Testifying before the House Homeland Security Committee, American Federation of Government Employees National President Everett Kelley said there is “no excuse” for exposing workers to the pandemic in a rush to reopen the Department of Homeland Security or other federal agencies.
“The vast majority of DHS’s workforce are front-line, ‘essential’ employees who have been at their regular duty stations throughout the pandemic,” Kelley said in his prepared statement. “Taking the necessary steps to protect them – universal testing, strict social distancing, provision of adequate Personal Protective Equipment – might at one point have been impossible due to insufficient supplies. But today there is no excuse.”
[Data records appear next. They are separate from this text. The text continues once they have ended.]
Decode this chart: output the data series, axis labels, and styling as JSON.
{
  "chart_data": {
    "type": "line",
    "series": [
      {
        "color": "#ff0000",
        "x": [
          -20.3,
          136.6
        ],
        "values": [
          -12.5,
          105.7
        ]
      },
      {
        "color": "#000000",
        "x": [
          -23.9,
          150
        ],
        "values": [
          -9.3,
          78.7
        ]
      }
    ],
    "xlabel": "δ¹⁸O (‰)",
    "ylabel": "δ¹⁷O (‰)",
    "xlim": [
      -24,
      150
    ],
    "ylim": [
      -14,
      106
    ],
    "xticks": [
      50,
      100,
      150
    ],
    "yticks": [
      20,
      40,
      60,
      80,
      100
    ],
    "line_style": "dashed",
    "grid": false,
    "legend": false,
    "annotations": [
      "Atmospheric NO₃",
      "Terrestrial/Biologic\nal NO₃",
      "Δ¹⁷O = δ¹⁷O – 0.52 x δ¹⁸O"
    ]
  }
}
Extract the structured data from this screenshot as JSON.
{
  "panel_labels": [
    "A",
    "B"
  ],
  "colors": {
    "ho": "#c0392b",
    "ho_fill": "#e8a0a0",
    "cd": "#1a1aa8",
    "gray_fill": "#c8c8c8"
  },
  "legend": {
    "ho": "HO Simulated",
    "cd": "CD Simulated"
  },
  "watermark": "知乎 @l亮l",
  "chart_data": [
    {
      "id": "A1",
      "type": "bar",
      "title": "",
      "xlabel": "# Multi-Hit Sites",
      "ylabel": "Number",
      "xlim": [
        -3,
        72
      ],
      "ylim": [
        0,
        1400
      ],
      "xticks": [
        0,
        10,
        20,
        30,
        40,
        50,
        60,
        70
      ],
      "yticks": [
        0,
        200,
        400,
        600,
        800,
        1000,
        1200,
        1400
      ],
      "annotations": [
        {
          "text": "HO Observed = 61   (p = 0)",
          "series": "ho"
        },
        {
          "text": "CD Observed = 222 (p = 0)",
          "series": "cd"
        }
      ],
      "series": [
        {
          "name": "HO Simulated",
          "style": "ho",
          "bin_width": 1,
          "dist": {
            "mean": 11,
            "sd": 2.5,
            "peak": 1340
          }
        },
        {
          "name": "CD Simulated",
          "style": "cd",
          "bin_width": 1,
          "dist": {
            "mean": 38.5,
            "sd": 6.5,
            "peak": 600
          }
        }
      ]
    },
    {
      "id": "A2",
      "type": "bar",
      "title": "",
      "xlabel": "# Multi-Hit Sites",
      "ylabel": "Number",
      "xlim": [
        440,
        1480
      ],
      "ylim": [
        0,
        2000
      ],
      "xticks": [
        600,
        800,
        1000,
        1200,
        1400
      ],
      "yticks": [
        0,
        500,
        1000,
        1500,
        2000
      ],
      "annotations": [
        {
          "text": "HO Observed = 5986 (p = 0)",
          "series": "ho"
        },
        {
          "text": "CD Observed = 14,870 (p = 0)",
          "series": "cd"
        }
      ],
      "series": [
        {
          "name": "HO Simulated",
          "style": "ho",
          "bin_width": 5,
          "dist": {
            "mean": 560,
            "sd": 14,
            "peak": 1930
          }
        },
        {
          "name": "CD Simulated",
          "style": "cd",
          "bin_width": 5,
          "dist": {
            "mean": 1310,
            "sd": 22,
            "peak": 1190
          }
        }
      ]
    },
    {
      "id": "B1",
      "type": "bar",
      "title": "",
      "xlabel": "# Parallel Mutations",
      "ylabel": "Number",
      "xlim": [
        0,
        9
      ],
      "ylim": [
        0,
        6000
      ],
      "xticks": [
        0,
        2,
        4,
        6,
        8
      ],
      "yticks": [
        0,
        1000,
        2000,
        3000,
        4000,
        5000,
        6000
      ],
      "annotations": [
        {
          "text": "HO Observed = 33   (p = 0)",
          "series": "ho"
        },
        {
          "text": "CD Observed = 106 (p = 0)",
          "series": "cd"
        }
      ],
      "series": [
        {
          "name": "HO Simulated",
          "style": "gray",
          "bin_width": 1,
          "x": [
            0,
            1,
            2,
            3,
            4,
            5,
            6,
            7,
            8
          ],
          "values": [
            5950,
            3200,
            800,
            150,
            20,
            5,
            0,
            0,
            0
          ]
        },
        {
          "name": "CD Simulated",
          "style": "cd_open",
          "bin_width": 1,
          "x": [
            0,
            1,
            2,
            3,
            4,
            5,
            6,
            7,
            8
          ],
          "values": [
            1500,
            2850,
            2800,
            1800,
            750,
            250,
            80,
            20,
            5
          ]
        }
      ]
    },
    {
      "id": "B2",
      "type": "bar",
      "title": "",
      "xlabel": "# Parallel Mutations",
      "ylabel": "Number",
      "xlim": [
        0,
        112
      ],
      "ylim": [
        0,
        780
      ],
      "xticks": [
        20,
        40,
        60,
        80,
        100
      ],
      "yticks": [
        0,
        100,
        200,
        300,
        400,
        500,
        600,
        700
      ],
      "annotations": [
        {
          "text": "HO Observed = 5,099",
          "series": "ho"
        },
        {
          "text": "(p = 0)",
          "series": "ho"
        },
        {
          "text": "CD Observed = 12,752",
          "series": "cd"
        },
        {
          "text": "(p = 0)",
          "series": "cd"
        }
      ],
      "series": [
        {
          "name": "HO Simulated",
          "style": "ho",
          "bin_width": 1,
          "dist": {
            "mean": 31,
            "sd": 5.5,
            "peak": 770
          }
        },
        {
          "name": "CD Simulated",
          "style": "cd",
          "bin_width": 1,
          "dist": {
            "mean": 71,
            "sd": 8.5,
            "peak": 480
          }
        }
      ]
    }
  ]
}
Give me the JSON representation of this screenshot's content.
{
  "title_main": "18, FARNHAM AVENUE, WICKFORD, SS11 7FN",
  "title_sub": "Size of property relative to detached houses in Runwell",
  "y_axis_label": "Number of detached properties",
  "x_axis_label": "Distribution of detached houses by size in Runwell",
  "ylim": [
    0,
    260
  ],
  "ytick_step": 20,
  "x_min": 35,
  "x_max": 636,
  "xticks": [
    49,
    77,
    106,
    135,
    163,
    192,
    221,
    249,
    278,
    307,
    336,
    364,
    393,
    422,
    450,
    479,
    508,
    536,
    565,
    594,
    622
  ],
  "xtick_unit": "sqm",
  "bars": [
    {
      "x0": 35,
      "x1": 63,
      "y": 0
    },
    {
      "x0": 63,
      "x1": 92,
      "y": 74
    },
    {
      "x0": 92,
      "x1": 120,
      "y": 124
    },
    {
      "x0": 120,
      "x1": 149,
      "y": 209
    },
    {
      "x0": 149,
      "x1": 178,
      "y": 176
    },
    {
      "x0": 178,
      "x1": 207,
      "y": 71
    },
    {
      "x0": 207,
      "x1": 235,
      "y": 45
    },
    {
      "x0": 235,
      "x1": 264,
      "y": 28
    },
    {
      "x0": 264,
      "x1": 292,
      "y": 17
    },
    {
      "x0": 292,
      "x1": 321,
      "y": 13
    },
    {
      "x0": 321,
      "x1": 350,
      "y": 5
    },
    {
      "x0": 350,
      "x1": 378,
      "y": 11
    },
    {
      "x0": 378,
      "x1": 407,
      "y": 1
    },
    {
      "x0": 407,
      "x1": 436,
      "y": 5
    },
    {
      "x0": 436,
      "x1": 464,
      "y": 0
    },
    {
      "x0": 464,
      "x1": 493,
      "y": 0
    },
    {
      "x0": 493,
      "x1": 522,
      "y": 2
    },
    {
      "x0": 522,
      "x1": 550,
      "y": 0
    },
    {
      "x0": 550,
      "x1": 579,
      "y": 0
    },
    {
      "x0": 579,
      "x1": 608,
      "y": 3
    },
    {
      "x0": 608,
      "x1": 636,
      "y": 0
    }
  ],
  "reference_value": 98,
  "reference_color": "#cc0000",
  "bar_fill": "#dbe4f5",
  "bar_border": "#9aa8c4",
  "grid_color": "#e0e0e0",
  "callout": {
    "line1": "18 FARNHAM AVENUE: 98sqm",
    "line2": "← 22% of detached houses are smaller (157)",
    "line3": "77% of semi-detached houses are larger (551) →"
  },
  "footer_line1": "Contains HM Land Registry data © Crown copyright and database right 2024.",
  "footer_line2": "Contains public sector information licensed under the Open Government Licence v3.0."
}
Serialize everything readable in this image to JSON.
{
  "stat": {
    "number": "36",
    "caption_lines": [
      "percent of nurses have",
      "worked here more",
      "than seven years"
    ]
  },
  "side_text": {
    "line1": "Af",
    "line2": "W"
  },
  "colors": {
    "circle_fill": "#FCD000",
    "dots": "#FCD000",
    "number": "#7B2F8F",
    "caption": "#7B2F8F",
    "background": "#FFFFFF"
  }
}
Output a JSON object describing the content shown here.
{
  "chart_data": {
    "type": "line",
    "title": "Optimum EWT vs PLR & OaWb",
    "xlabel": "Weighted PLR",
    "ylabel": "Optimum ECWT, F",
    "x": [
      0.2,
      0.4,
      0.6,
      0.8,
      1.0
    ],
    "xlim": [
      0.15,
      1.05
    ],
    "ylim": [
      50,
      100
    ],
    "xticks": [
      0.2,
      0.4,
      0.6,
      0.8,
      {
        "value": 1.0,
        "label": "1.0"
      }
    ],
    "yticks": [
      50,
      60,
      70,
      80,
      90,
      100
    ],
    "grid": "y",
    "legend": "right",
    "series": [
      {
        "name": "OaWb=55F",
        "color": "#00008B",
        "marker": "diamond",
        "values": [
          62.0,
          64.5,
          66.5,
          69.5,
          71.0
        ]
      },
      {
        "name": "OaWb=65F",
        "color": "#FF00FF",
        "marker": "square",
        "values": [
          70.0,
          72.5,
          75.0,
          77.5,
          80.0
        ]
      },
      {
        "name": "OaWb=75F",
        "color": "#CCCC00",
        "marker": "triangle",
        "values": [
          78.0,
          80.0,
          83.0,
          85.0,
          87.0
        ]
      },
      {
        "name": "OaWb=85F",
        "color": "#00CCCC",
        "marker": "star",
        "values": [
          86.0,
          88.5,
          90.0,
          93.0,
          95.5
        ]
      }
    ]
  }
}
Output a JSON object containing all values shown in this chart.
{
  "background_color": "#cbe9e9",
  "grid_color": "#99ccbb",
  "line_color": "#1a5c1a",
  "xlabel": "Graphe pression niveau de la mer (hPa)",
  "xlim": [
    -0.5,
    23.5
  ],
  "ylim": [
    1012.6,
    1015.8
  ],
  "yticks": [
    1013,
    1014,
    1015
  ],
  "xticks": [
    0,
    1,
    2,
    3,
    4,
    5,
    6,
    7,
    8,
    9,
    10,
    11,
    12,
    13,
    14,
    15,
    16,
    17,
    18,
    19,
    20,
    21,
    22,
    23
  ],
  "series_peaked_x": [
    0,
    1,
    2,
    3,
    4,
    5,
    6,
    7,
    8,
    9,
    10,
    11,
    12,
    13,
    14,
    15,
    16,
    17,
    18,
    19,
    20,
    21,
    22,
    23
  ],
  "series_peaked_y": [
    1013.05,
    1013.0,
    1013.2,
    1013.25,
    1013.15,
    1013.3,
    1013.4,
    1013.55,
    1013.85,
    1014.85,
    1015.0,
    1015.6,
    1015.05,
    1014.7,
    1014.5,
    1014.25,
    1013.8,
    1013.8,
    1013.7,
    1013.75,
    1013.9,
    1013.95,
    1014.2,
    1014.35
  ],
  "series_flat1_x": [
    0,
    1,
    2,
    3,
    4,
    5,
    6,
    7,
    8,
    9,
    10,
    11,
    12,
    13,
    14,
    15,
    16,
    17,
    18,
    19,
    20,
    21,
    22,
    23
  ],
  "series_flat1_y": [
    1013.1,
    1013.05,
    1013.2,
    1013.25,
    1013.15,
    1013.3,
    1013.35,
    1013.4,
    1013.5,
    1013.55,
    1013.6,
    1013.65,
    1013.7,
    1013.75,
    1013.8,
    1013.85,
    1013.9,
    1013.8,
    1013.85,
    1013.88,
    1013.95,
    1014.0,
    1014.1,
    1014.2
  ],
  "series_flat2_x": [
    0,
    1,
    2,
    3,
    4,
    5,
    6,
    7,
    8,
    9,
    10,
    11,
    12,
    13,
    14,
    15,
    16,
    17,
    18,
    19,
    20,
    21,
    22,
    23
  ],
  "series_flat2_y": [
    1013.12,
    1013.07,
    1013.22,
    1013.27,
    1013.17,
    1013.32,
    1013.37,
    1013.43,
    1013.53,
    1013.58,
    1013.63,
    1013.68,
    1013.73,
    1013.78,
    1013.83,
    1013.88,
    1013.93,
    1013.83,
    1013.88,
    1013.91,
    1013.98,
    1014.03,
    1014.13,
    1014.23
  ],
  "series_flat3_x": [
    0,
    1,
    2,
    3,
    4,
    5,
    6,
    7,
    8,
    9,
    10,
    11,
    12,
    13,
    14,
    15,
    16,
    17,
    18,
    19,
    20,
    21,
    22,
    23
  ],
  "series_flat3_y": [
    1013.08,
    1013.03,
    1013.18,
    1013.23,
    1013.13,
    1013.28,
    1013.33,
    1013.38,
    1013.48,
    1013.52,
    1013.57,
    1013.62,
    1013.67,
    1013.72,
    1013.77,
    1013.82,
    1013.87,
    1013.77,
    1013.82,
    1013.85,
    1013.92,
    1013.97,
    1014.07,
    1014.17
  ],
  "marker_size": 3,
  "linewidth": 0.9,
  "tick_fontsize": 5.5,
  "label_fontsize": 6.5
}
On April 22, just two days after the administration issued governmentwide guidance on reopening federal worksites, Kelley sent a letter to Office of Management and Budget Acting Director Russell Vought detailing AFGE’s six preconditions for reopening worksites and warning of a rushed reopening. OMB has yet to respond.
“It is now nine weeks later and in states that reopened too early such as Texas and Florida, the data are showing a resurgence of the pandemic. We are not seeing, however, a reversion to ‘stay at home’ directives that are supposed to precede any reopening,” Kelley said.
In addition to sharing concerns about a rushed reopening, Kelley also called for Congress to approve an emergency supplemental appropriation for the U.S. Citizenship and Immigration Services, which is threatening to furlough more than 70% of its workforce beginning Aug. 3 due to a budget shortfall partly related to the coronavirus pandemic.
“Furloughs of this magnitude would make it entirely impossible for the agency to carry out more than a tiny fraction of its mission,” Kelley said. “With a loss of nearly three-fourths of its workforce, work, student and visitor visa petitions, asylum and citizenship/naturalization applications, green cards, and refugee applications will not be processed.”
Kelley said the emergency appropriation should be approved on the condition that no employees will be furloughed.